The conversations that these departments open up during Wednesday Chapel will carry through into Community Chapel where the conversation can be more intimate.
The Convocation Office said its intention in providing Club Convo curriculum for student leaders is to lift the burden of creating a curriculum.
“We’re going to be moving toward a model that seeks students who are interested in leading while our office seeks to empower them as leaders,” Peterson said.
More Than a Requirement
Rachel Collins, assistant director of Convocation, said these developments are a step towards making Convocation more meaningful for students.
“A lot of these changes are basically the result of years of vision casting, dreaming and planning what it would be like to have a Convocation experience that meets every student where they’re at,” Collins said.
The Convocation Office recognizes that many students wait until the end of the semester to complete their required 14 credits. This creates a problem where the final few events do not have enough capacity, so student workers have to turn the overflow students away.
“We want to get everything out in the front end,” Peterson said. “We want to do more, and we want it to mean more, but that means that we are going to schedule in advance and put it on the students.”
Peterson said the Convocation Office will be urging students to plan ahead and suggest they try to attend one event per week.
“Convocation, by the nature of the number 14 implies a weekly rhythm,” Peterson said. “We are asking you all to be intentional with your rhythms.”
Convocation Office said it hopes students will find meaning in achieving a weekly rhythm of attending high-quality programs.
“We pray for students to go because they want to,” Collins said. “Our hope is for them to feel like when they go they will really have a strong spiritual experience, regardless of their background, and that there’s something about this Convo requirement that is actually fulfilling.”
The Convocation Office will also increase recruiting and training for faculty-student spiritual mentoring this semester.
Student Responses to Changes
Returning students have varying reactions to the changes.
Senior Parke Ross said he foresees push back from students.
“It’s difficult to get sincere engagement from students in a forced setting,” Ross said. “If students weren’t already going to go out and seek those opportunities, it’s going to feel insincere.”
Kimberly Brooking, a junior who tends to complete her credits in a timely manner, said she sees the value in the upcoming developments.
“I’m looking forward to seeing how these changes affect the Convocation experience because it is so fundamental to the Pepperdine way of life,” Brooking said.
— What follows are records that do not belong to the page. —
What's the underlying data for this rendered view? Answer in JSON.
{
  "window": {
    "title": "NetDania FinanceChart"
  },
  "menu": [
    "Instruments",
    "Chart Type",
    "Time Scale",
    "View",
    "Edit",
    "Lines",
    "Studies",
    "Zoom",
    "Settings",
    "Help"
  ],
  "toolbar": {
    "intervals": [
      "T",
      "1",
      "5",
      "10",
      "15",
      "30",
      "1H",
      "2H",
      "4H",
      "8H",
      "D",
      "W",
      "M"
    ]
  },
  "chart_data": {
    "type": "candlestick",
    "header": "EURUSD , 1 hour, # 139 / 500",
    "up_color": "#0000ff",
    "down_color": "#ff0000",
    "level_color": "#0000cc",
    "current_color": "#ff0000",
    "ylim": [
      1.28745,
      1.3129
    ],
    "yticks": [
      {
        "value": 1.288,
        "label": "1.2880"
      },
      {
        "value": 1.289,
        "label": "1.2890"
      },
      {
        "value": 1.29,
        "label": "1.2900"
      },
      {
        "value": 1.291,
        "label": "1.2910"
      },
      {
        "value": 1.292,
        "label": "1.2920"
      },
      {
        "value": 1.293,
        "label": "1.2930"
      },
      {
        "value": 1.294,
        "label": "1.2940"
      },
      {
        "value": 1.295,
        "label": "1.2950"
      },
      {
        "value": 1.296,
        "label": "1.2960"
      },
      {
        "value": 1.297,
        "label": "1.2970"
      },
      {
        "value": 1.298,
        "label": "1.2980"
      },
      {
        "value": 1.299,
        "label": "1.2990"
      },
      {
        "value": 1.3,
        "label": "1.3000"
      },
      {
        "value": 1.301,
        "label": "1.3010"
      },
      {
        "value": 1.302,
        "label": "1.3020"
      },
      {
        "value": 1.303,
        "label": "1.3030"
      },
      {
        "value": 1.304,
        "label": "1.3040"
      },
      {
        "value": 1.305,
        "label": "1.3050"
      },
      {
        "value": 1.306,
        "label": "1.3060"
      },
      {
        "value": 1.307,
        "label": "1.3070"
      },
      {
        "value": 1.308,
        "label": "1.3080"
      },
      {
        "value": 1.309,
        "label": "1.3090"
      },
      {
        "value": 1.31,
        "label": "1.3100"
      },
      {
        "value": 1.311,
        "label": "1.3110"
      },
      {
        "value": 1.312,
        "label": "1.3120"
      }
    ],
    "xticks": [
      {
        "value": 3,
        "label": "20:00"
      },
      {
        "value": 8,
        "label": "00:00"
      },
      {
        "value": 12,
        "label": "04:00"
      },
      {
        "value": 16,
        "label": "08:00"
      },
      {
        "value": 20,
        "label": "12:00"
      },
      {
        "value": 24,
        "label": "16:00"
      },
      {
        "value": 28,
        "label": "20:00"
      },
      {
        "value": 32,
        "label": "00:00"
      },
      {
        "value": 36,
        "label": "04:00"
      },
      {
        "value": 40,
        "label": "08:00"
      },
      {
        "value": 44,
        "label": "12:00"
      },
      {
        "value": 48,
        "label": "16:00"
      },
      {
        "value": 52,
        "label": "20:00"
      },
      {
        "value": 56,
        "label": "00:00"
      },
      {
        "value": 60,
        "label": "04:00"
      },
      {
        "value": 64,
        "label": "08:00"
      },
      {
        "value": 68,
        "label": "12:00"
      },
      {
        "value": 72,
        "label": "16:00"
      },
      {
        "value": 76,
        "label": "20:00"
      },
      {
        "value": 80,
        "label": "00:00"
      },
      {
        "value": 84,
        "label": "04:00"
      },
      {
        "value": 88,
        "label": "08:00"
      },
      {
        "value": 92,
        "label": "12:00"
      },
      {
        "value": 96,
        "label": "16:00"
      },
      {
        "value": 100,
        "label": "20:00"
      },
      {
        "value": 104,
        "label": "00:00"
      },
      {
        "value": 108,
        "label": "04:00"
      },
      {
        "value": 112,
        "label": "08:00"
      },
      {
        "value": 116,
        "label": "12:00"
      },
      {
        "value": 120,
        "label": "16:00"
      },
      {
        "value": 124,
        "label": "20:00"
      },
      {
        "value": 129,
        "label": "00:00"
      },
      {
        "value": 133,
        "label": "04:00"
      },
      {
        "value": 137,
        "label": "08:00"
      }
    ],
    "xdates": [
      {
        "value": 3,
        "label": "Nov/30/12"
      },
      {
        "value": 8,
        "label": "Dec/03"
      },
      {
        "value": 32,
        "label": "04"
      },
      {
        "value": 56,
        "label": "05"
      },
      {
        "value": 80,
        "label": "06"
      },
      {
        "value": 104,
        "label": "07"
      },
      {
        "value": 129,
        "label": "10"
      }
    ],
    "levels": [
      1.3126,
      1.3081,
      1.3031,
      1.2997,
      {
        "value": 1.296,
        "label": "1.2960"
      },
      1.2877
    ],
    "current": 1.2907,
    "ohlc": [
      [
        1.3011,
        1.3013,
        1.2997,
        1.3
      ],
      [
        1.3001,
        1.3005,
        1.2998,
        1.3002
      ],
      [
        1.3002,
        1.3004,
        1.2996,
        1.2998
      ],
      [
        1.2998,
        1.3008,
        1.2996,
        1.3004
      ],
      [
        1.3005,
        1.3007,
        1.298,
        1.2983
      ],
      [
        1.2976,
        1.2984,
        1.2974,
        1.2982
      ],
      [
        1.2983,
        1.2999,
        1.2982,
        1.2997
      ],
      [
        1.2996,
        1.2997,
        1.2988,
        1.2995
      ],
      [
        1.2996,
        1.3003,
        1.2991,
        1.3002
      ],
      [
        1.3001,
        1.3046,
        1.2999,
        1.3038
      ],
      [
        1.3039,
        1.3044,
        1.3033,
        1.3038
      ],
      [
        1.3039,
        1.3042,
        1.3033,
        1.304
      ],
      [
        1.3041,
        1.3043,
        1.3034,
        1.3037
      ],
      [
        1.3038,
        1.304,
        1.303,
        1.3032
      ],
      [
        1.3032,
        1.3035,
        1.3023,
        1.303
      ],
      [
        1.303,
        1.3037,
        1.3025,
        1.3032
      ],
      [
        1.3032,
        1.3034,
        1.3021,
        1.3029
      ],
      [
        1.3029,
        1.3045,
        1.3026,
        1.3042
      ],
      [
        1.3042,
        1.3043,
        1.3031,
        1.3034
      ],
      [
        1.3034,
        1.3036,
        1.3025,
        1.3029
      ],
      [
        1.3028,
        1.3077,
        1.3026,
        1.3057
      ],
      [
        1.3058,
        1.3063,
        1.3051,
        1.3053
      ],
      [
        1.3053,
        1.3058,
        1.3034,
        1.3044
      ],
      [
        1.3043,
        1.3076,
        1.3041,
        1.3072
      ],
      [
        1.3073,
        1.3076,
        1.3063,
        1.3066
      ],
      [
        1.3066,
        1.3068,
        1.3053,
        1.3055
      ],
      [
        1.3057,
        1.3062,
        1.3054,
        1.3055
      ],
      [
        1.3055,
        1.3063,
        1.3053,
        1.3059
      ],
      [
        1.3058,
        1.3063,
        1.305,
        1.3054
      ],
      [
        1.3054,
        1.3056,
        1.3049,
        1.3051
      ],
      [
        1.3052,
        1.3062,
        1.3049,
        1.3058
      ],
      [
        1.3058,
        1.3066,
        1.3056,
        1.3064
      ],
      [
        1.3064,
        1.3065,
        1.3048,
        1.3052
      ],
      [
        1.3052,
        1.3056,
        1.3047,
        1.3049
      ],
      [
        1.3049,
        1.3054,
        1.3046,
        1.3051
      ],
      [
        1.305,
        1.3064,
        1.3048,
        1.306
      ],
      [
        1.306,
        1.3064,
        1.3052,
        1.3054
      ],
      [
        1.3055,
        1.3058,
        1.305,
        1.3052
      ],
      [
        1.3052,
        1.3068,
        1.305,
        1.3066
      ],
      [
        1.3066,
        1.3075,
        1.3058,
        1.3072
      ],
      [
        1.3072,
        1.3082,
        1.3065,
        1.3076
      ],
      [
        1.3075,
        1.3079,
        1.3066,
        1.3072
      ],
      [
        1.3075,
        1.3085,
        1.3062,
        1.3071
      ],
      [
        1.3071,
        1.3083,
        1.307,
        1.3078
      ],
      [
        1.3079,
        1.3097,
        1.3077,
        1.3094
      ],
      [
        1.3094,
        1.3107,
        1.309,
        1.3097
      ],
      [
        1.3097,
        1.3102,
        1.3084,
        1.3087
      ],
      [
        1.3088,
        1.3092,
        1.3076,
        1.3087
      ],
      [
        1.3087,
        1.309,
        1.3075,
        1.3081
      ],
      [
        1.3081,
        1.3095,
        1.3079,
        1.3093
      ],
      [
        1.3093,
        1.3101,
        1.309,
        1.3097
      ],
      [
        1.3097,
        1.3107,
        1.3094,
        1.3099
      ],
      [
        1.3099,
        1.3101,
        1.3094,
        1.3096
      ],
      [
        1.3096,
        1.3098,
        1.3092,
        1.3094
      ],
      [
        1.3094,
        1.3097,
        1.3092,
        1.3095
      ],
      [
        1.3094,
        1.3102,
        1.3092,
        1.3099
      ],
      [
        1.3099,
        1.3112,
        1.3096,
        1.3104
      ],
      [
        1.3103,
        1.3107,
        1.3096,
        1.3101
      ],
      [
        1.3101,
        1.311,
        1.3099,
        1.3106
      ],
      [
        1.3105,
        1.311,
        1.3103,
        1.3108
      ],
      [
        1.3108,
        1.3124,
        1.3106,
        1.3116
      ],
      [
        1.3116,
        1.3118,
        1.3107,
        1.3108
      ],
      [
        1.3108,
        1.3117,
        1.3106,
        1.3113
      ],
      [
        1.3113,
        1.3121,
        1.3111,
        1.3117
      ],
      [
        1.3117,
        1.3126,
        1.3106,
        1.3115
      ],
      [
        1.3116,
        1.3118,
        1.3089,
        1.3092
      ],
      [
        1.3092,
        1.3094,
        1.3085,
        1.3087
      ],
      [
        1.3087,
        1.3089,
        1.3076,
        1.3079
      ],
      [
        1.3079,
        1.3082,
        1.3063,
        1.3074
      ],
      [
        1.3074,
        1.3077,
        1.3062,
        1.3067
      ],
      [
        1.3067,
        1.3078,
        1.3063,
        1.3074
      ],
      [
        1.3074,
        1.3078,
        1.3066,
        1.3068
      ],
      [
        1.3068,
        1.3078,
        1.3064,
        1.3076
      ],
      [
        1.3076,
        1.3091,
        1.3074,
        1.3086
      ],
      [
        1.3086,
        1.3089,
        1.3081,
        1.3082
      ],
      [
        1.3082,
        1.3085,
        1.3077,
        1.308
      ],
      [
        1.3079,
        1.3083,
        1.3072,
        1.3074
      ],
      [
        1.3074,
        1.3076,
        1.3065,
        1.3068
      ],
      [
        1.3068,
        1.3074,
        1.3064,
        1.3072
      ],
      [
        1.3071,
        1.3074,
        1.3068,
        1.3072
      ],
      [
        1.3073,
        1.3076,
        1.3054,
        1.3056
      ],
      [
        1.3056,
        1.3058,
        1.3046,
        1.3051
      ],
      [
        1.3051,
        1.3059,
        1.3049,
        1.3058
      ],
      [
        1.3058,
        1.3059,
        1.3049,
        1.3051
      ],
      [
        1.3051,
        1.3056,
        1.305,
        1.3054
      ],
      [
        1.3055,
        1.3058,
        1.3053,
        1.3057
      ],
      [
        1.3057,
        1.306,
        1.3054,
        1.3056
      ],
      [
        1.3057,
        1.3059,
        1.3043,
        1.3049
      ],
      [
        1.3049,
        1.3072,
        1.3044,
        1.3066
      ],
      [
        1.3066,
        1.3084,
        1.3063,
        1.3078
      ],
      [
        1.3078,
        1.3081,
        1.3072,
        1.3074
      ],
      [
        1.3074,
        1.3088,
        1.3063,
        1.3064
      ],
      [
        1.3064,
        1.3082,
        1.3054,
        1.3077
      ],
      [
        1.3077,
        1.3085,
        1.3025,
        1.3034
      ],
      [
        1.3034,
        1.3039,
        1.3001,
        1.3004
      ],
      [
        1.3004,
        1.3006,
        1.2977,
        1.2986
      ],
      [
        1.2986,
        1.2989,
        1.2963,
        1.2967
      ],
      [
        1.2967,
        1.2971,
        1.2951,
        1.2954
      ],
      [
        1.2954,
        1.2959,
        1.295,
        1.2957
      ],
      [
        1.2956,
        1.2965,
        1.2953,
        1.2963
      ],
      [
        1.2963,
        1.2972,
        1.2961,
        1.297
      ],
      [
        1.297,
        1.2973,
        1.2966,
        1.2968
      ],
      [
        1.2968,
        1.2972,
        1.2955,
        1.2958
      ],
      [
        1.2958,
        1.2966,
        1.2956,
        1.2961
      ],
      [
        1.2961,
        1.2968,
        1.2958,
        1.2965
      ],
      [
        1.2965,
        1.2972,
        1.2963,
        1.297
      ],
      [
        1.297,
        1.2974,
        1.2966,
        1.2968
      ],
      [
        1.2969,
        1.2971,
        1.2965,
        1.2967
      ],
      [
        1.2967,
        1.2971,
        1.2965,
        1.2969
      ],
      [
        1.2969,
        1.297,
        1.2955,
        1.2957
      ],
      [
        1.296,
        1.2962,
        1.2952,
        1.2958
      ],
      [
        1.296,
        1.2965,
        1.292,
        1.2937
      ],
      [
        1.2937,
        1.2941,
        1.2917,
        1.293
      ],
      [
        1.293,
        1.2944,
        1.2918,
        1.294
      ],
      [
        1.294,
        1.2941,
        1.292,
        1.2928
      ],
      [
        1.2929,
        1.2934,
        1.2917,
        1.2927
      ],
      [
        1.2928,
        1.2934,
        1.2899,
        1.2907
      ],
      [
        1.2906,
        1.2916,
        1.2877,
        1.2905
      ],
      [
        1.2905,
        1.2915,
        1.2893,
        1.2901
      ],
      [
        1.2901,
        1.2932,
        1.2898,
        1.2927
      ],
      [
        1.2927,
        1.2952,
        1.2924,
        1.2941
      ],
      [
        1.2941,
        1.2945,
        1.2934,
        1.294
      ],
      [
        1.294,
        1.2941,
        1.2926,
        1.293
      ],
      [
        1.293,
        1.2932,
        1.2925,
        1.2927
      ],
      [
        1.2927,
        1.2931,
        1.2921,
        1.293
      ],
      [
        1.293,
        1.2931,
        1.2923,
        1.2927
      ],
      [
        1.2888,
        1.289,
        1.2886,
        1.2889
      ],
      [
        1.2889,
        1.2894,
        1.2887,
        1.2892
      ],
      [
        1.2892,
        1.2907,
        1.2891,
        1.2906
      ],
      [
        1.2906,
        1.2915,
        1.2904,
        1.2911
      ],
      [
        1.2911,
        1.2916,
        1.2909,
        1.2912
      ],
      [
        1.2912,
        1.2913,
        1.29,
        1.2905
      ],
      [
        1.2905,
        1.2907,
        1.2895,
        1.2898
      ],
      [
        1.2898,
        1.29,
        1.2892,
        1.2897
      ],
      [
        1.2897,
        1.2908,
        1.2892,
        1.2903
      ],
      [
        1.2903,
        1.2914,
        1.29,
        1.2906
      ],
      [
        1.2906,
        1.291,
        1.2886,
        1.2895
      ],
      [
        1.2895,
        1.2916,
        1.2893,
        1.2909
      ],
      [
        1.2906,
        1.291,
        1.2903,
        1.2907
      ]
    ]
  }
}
Abby Hunt, a senior and former Club Convo leader, said she would like to utilize the new structure.
“I wanted to do another Club Convo this semester, but I was overwhelmed by the idea of creating a whole new curriculum,” Hunt said.
However, she does not agree with lessening the number of Community Chapels.
“I don’t feel like it would incentivize people to get their credits done earlier,” Hunt said. “If they’re going to procrastinate they will procrastinate no matter what.”